Fighting continued elsewhere in Syria on Friday, including Damascus, where intense battles have been raging for more than a month. The Observatory and the Local Coordination Committees also reported clashes and shelling between troops and rebels in the southern province of Daraa and the central region of Homs.

By late Friday, the observatory said as many as 100 people were killed across Syria.

Heavy clashes continued for a third day around the sprawling Abu Zuhour air base in Idlib province, the Observatory said. Fadi Al-Yassin, an Idlib-based activist, said there were unconfirmed reports that three fighter jets were damaged by rebel shelling.

Al-Yassin said the attacks on Abu Zohour and the Taftanaz air base Wednesday were designed to curtail the regime's air power. He said 10 military helicopters were badly damaged in Taftanaz. Grainy photos of damaged helicopters purportedly in Taftanaz were posted on the Internet this week. The authenticity of the images could not be independently verified.

"The objective of the attack on Abu Zohour is to damage the runway as well as the jet fighters," Al-Yassin said by satellite phone from Idlib.

Rebels said they shot down a fighter jet Wednesday in Idlib, and Al-Yassin said it was hit by gunfire shortly after it took off from Abu Zohour. The two pilots bailed out; one was captured and the second was killed by rebels when he tried to resist, he added.

Video posted online by the rebels showed a body in olive-drab pilot's fatigues with what appeared to be a head wound. A white parachute lay nearby.

The video could not be authenticated.

Saeed said another Aleppo-area airport, Quiras, came under attack Friday.

In Paris, French Foreign Minister Laurent Fabius warned that France would respond with military force if Assad uses his chemical weapons.

"Our response would be immediate and sharp as lightning," Fabius said Friday on Europe-1 radio, suggesting that France would not wait for U.N. permission.

"Bacteriological and chemical weapons are of a different nature from ordinary arms," he said. "We cannot tolerate that these weapons, whose fallout could spread, would be used."
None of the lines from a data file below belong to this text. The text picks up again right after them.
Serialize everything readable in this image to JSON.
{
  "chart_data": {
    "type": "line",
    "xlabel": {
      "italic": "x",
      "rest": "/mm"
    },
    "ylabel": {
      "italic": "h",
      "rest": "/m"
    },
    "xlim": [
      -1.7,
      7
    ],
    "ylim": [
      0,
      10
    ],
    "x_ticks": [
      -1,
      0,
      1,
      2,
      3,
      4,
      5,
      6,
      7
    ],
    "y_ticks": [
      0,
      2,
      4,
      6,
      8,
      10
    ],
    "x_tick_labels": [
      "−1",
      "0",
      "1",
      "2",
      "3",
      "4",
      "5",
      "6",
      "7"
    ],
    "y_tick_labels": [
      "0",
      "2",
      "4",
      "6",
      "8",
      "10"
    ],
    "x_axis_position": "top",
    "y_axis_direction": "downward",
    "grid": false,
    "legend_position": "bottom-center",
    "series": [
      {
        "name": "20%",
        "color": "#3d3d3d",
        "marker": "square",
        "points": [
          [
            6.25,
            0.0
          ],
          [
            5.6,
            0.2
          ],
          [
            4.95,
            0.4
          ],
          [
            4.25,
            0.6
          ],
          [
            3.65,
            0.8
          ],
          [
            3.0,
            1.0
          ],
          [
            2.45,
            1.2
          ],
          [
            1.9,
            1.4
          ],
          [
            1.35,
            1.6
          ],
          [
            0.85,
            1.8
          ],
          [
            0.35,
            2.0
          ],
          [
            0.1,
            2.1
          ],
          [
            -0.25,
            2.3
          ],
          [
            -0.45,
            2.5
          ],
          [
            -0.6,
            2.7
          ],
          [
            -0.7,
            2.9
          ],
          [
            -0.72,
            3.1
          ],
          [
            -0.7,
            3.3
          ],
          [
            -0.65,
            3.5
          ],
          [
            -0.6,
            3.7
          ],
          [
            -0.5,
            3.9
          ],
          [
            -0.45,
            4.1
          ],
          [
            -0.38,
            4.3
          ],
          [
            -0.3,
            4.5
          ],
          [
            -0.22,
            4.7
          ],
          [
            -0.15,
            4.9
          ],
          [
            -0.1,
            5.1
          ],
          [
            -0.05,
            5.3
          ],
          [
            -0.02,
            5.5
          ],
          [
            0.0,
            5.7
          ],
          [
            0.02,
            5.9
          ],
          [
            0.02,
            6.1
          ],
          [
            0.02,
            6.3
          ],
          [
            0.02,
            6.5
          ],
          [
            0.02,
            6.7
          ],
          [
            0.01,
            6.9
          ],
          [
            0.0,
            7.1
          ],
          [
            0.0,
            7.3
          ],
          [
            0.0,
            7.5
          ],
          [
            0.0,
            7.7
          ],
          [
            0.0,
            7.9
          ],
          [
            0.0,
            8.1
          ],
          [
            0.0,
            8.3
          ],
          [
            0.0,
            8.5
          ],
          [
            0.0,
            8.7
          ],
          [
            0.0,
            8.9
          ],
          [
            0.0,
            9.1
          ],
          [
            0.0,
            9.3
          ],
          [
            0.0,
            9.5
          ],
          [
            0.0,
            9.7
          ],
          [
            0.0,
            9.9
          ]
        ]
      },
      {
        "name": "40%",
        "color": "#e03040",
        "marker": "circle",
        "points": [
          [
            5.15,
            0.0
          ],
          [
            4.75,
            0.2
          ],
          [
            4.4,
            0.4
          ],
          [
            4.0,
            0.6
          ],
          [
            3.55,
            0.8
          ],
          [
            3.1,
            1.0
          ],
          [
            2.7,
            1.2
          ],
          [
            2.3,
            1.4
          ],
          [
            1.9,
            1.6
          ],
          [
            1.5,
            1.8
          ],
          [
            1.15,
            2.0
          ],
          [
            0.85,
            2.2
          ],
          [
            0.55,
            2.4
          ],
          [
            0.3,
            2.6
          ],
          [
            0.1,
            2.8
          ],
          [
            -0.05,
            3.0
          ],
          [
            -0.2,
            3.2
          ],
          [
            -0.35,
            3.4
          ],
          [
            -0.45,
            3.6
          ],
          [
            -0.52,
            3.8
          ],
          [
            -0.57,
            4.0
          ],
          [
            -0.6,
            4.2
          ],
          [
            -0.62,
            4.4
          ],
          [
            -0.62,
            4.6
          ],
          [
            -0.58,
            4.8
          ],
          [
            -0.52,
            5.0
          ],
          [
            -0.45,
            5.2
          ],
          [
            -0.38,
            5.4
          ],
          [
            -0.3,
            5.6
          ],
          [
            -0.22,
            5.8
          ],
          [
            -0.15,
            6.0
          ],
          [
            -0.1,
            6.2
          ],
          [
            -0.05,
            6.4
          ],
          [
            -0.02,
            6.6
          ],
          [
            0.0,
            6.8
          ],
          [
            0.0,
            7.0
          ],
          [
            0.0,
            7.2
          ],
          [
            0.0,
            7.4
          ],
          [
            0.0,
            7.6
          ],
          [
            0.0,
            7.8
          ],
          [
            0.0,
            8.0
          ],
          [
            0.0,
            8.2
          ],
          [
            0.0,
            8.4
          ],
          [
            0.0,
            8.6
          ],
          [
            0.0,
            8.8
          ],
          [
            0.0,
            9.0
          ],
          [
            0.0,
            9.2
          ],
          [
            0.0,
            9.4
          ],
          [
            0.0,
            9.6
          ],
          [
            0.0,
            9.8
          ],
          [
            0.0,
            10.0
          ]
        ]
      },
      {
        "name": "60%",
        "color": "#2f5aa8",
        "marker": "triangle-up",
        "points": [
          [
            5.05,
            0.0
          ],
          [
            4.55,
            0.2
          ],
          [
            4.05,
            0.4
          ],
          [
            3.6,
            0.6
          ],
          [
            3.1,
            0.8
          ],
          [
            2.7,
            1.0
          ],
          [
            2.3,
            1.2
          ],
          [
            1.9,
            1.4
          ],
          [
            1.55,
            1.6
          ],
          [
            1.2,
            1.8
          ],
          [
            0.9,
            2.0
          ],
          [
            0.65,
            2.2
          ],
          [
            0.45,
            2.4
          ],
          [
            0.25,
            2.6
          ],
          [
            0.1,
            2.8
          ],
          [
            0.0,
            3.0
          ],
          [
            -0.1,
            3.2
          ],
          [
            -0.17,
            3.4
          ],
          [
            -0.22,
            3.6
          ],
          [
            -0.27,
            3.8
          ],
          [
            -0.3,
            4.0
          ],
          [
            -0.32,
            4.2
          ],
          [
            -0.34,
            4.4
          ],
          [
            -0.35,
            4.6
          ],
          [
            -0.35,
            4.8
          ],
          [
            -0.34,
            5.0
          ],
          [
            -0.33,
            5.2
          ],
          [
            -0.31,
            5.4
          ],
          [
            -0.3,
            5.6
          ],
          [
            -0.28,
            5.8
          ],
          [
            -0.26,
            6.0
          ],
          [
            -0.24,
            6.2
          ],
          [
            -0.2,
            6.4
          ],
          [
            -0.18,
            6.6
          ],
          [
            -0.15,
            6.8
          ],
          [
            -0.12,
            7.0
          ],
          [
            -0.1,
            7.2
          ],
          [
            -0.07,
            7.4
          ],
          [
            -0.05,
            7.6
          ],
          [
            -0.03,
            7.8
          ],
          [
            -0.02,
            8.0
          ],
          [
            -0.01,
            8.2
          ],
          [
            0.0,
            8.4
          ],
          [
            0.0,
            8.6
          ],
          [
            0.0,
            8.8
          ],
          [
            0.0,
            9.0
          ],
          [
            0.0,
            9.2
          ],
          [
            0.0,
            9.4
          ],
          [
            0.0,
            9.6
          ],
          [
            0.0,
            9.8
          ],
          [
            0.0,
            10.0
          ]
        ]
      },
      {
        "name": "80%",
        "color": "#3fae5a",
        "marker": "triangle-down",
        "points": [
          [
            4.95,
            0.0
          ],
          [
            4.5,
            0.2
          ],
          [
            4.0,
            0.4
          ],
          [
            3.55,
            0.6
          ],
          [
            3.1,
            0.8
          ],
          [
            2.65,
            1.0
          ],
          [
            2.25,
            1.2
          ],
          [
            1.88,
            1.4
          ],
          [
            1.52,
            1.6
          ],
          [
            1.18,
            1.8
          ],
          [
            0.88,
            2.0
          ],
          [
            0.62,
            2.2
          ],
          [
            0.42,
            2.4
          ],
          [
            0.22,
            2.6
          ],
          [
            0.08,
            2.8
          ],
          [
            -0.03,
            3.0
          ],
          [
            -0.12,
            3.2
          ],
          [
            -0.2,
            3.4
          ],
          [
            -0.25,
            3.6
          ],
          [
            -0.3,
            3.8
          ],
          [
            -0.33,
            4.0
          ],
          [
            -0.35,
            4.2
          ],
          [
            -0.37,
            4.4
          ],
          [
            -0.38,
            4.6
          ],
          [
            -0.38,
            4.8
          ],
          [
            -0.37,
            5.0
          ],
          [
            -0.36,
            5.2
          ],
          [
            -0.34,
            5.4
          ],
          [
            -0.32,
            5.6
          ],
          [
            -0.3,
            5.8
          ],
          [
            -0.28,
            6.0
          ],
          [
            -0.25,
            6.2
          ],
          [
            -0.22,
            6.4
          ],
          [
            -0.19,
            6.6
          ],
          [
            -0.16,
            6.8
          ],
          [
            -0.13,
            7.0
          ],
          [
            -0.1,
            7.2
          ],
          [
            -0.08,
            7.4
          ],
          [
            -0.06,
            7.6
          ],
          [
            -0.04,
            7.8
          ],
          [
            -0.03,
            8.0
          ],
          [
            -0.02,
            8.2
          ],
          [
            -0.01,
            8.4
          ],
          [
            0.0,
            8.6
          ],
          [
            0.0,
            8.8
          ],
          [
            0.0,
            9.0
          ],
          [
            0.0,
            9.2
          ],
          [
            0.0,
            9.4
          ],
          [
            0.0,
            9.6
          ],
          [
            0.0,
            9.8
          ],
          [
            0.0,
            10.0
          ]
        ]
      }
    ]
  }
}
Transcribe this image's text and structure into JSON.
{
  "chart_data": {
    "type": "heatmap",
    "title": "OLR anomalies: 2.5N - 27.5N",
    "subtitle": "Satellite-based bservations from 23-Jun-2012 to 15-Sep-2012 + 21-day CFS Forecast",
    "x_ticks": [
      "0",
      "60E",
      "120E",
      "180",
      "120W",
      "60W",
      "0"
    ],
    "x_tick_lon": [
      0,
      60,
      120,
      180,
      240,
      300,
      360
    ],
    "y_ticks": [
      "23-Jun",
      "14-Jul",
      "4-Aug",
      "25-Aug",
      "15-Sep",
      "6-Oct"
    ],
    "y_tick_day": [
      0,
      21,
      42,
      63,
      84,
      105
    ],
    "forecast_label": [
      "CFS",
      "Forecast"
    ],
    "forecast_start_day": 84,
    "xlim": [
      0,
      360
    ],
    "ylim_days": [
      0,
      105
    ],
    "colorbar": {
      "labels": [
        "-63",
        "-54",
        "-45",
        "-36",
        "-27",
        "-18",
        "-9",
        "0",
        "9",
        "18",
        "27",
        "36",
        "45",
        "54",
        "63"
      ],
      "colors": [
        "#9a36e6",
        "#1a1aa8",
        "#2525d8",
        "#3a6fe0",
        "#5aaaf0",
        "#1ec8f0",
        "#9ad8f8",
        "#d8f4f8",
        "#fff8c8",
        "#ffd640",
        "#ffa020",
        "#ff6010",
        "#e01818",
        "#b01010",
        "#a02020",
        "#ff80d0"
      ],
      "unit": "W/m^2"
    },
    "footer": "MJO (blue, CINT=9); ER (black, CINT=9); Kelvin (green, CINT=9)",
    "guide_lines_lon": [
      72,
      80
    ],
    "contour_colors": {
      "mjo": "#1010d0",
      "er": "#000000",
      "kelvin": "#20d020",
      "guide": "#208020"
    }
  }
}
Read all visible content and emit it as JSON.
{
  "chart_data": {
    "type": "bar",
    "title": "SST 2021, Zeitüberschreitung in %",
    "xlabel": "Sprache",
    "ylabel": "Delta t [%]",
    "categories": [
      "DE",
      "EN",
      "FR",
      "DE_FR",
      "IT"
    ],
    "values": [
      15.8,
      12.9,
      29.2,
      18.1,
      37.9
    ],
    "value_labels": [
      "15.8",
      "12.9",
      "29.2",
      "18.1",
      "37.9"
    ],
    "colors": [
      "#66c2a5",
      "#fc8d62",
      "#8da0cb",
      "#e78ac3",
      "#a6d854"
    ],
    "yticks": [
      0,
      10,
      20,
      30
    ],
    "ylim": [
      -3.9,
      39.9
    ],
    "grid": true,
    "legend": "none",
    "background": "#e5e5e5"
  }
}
Syria said in July that it could use chemical or biological weapons if it were attacked from outside.

Syria is believed to have nerve agents as well as mustard gas, Scud missiles capable of delivering these lethal chemicals and a variety of advanced conventional arms, including anti-tank rockets and late-model portable anti-aircraft missiles.

The U.N. refugee agency reported a growing number of Syrians fleeing to Lebanon's eastern Bekaa Valley, near the Syrian border, with about 2,200 arriving in the past week. That's almost double the weekly average, agency spokesman Adrian Edwards said.

Another 400 Syrians are reaching northern Lebanon each week, he said in Geneva.

Edwards said Turkey has opened two more refugee camps for Syrians in the past week and is now hosting 80,410 people in 11 camps and schools in its border provinces.

Also in Geneva, former U.N. Secretary-General Kofi Annan quietly ended his stint as a would-be peacemaker for Syria on Friday, with the task now being taken up by another veteran U.N. diplomat, Lakhdar Brahimi.

Unlike Annan, who was based in Geneva for six months, Brahimi will make his center of operations in New York, where he hopes he can better influence the U.N. Security Council to unite around a plan to end the violence.

Annan blamed divisions on the 15-nation Security Council for the failure to persuade Assad and the opposition to end the conflict.

Russia and China used their vetoes on the council to block U.N. sanctions against the Syrian regime, despite entreaties by the U.S. and other Western nations.

Brahimi, a former Algerian foreign minister who has been a U.N. envoy to Afghanistan and Iraq, said his first task will be to overcome the divisions in the Security Council and get it to speak "with a unified voice."